The move means some teaching assistants stand to lose as much as £6,000 a year, says Unison. The council first announced the plan last September, and has now imposed the contract that affects employees at 70 schools across the city. The council made an initial offer last month, but this was rejected by staff in a ballot.

Then last week Derby City came back with revised proposals that included a one-off compensation payment of £2,000. This was again rejected as it applied only to 250 teaching assistants across the city who work with children with special educational needs.

In Durham, county councillors met on Wednesday to vote on new proposals that would see teaching assistants move to new term-time contracts. Teaching assistants across the county are now to be balloted for strike action. Around 1,700 people across the county could be affected by a move to term-time contracts and the majority of those facing a pay cut are women.

They stand to lose as much as 23%; up to £5,000 each year slashed from their wages.

Unison said term-time contracts for half the school workforce are divisive, bad for morale and unfair, and that support staff should be treated like teachers, whose pay is negotiated at a national level.

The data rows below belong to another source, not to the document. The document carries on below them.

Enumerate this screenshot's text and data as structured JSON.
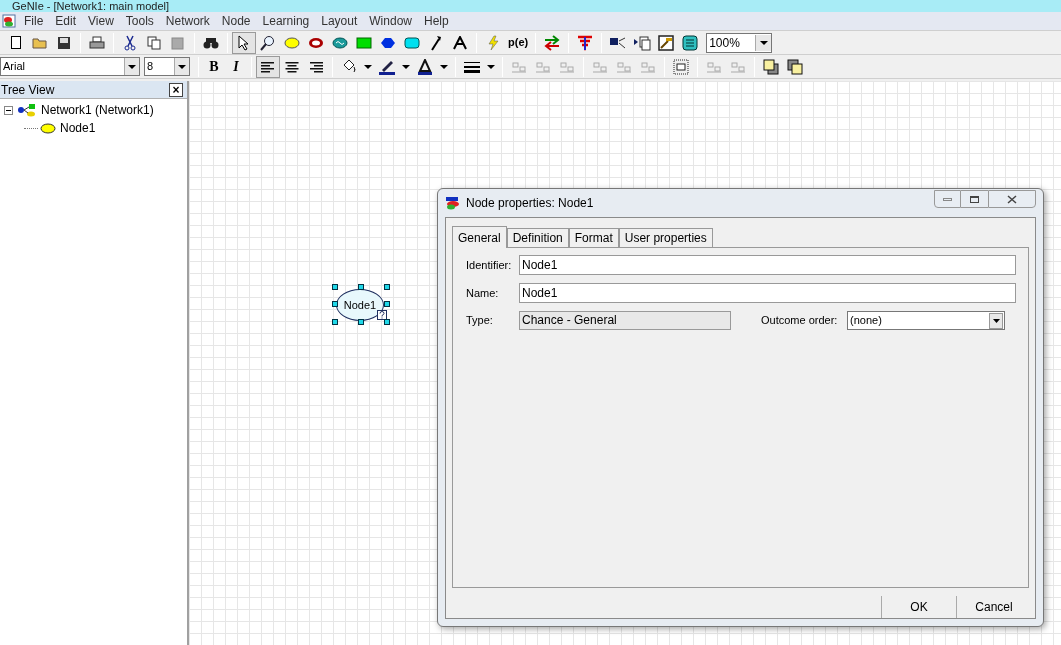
{
  "window": {
    "title": "GeNIe - [Network1: main model]"
  },
  "menu": [
    "File",
    "Edit",
    "View",
    "Tools",
    "Network",
    "Node",
    "Learning",
    "Layout",
    "Window",
    "Help"
  ],
  "toolbar": {
    "tools": [
      {
        "kind": "pointer",
        "selected": true
      },
      {
        "kind": "zoom",
        "selected": false
      },
      {
        "kind": "chance",
        "selected": false
      },
      {
        "kind": "deterministic",
        "selected": false
      },
      {
        "kind": "equation",
        "selected": false
      },
      {
        "kind": "decision",
        "selected": false
      },
      {
        "kind": "utility",
        "selected": false
      },
      {
        "kind": "mau",
        "selected": false
      },
      {
        "kind": "arc",
        "selected": false
      },
      {
        "kind": "text",
        "selected": false
      }
    ],
    "evidence_label": "p(e)",
    "zoom": "100%"
  },
  "format_bar": {
    "font": "Arial",
    "size": "8",
    "bold": "B",
    "italic": "I"
  },
  "tree_view": {
    "title": "Tree View",
    "close": "×",
    "items": [
      {
        "label": "Network1 (Network1)",
        "expanded": true,
        "children": [
          {
            "label": "Node1"
          }
        ]
      }
    ]
  },
  "canvas": {
    "nodes": [
      {
        "label": "Node1",
        "selected": true
      }
    ]
  },
  "dialog": {
    "title": "Node properties: Node1",
    "tabs": [
      {
        "label": "General",
        "selected": true
      },
      {
        "label": "Definition",
        "selected": false
      },
      {
        "label": "Format",
        "selected": false
      },
      {
        "label": "User properties",
        "selected": false
      }
    ],
    "fields": [
      {
        "kind": "text",
        "label": "Identifier:",
        "value": "Node1"
      },
      {
        "kind": "text",
        "label": "Name:",
        "value": "Node1"
      }
    ],
    "type": {
      "label": "Type:",
      "value": "Chance - General"
    },
    "outcome_order": {
      "label": "Outcome order:",
      "value": "(none)"
    },
    "buttons": [
      "OK",
      "Cancel"
    ]
  }
}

General secretary Prentis said: ‘School support staff are among the UK’s lowest paid workers, yet they are paying the price of continued government spending cuts. The squeeze on finances from Westminster means that councils are operating within a financial straitjacket, but penalising some of the lowest paid workers in society is quite simply the wrong decision.

‘The impact on family budgets will be huge and could mean people end up in debt and relying on benefits. Teachers couldn’t teach without teaching assistants, and parents – who know only too well the value of the work they do – will be horrified at the way they are being treated. These employees deserve much better.’

The Derby City council term-time only contract took effect from 1 June, affecting about 4,000 staff. Level 2 teaching assistants were previously paid £21,000 per year, but under the new contract get just £15,000 – a cut of nearly 30%.

Durham County Council voted in May to dismiss teaching assistants and re-employ them on new term-time contracts, and this process is set to begin next month (October). This will amount to a wage cut of almost 23% and losses of up to £5,000 annually. A compensation package amounting to one year’s lost earnings has been rejected by staff. Unison wants a standard 37-hour week for school staff, payable all year round, and the reinstatement of a special classroom allowance of £1,200 that was scrapped in June.